Dilemma of antithrombotic therapy in anticoagulated atrial fibrillation patients squeezed between thrombosis and bleeding events: a single-centre experience.

2009 
The aim of this study was to evaluate the rate of bleeding, thromboembolic complications, and the rate of stent thrombosis or restenosis in patients with atrial fibrillation (AF) undergoing percutaneous coronary intervention (PCI).
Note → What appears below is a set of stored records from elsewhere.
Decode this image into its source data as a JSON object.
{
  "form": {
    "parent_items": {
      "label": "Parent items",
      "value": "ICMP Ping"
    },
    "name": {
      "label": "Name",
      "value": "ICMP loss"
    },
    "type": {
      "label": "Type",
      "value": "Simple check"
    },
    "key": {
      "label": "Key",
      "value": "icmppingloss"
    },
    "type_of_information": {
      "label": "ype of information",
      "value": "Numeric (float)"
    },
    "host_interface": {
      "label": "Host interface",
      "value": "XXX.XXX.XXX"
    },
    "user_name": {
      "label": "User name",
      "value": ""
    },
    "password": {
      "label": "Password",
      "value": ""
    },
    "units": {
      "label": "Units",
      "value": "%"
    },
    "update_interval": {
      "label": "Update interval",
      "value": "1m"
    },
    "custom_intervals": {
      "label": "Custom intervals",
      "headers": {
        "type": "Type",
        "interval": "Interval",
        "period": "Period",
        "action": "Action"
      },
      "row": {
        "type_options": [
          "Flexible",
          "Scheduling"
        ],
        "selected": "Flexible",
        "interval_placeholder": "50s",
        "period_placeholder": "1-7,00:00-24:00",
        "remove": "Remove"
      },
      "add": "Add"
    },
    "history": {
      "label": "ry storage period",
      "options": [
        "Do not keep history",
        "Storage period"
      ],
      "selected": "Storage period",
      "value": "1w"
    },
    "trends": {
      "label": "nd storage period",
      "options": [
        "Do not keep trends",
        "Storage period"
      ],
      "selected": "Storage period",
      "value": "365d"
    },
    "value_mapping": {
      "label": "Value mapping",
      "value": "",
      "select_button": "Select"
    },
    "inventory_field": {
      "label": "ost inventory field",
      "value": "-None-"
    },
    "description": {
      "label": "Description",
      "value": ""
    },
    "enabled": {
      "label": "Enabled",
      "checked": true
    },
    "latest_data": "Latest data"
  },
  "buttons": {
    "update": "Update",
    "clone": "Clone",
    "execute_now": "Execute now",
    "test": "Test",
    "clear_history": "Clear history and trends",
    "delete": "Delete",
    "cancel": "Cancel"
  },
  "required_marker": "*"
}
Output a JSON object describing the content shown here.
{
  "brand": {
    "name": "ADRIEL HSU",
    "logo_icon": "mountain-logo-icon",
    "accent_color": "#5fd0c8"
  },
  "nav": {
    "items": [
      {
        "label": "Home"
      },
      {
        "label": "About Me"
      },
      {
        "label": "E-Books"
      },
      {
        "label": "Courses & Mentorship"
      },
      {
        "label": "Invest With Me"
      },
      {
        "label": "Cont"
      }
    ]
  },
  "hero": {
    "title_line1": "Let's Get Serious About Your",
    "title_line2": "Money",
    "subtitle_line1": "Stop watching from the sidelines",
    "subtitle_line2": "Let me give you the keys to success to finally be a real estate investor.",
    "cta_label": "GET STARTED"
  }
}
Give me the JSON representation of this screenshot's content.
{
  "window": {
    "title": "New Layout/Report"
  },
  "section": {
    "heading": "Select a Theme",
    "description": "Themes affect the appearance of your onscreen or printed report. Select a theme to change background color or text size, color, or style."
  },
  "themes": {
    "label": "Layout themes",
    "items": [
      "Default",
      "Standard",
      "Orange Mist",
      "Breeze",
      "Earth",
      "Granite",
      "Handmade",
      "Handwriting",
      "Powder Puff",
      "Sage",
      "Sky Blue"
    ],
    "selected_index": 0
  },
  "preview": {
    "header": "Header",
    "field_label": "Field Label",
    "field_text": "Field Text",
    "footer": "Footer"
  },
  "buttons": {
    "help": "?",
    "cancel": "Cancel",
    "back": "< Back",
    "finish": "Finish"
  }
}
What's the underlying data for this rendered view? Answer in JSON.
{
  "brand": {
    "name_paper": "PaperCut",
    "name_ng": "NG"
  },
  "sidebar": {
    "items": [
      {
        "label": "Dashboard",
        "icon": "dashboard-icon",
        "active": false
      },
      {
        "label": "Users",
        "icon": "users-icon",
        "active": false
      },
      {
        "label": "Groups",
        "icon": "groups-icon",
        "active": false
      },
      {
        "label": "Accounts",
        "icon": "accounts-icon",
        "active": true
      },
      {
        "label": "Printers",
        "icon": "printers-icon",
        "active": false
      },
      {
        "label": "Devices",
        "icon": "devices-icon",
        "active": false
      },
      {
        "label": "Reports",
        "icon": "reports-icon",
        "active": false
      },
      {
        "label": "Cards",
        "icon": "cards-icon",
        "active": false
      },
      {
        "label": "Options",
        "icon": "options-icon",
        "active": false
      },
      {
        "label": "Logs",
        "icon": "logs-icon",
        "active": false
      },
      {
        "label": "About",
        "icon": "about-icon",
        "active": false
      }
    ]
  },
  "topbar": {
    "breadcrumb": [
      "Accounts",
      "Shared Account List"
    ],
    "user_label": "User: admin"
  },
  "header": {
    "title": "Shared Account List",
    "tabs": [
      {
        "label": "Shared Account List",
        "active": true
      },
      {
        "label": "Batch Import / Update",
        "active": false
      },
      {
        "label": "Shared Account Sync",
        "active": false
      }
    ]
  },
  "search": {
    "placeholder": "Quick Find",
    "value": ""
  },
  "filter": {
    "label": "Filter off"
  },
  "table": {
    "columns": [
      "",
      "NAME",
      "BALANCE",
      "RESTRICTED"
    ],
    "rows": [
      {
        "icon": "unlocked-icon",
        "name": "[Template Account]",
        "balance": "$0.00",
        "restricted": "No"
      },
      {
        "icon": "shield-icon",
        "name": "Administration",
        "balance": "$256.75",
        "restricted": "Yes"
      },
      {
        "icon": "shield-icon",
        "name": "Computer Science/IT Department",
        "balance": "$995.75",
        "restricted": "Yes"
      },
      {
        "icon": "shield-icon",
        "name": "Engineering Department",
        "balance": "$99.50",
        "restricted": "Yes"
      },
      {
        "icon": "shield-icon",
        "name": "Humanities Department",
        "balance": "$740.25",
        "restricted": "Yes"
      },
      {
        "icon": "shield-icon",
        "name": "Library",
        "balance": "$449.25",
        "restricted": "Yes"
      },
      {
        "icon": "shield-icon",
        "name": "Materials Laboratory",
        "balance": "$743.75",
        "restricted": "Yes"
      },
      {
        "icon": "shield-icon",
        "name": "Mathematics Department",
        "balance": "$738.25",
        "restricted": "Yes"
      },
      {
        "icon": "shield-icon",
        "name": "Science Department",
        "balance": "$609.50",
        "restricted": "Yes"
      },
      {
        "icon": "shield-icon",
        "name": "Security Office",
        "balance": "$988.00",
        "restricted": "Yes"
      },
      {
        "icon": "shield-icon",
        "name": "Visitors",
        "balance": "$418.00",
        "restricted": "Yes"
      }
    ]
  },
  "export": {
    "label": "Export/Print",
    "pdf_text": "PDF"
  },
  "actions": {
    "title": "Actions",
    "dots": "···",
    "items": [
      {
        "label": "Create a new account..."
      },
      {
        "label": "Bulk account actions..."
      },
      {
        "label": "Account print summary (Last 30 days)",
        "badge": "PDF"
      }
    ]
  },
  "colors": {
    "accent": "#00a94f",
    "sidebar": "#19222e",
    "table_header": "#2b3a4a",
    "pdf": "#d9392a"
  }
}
In this retrospective analysis, we included patients with AF who underwent PCI with stent implantation from 2003 to 2006. Combinations of aspirin, clopidogrel, and oral anticoagulation with phenprocoumon (OAC) were used for antithrombotic management. Follow-up was performed by telephone interview. Adverse events (AEs) were defined as major bleedings, stroke/transient ischaemic attack, peripheral embolism, stent thrombosis, or restenosis. One hundred and seventeen patients (85 men, mean age 72.0 ± 8.2 years) were included in the study. Fifty-five patients (47%) received drug-eluting stents, 62 patients (53%) bare-metal stents. After coronary intervention, 53 patients (45.3%) received a combination of aspirin, clopidogrel, and OAC, 64 (54.7%) patients received other antithrombotic regimens. Eighteen patients died during follow-up, 11 patients presumably of cardiac and 7 patients of non-cardiac causes. In total, 26 AEs occurred in 24 of 113 patients (21.2%) during follow-up: 13 major bleedings, 6 cardioembolic complications, 3 stent thromboses, and 4 restenoses. The present study demonstrates an 11.5% rate of major bleedings, a 5.3% rate of thromboembolic events, and a 2.7% rate of stent thromboses in the high-risk group of patients with AF and coronary stent implantation. The decision on different antithrombotic treatment regimens needs to be based on the patients' individual risk until further prospective studies have evaluated the risk–benefit profile of a standardized approach of triple therapy in this high-risk patient group.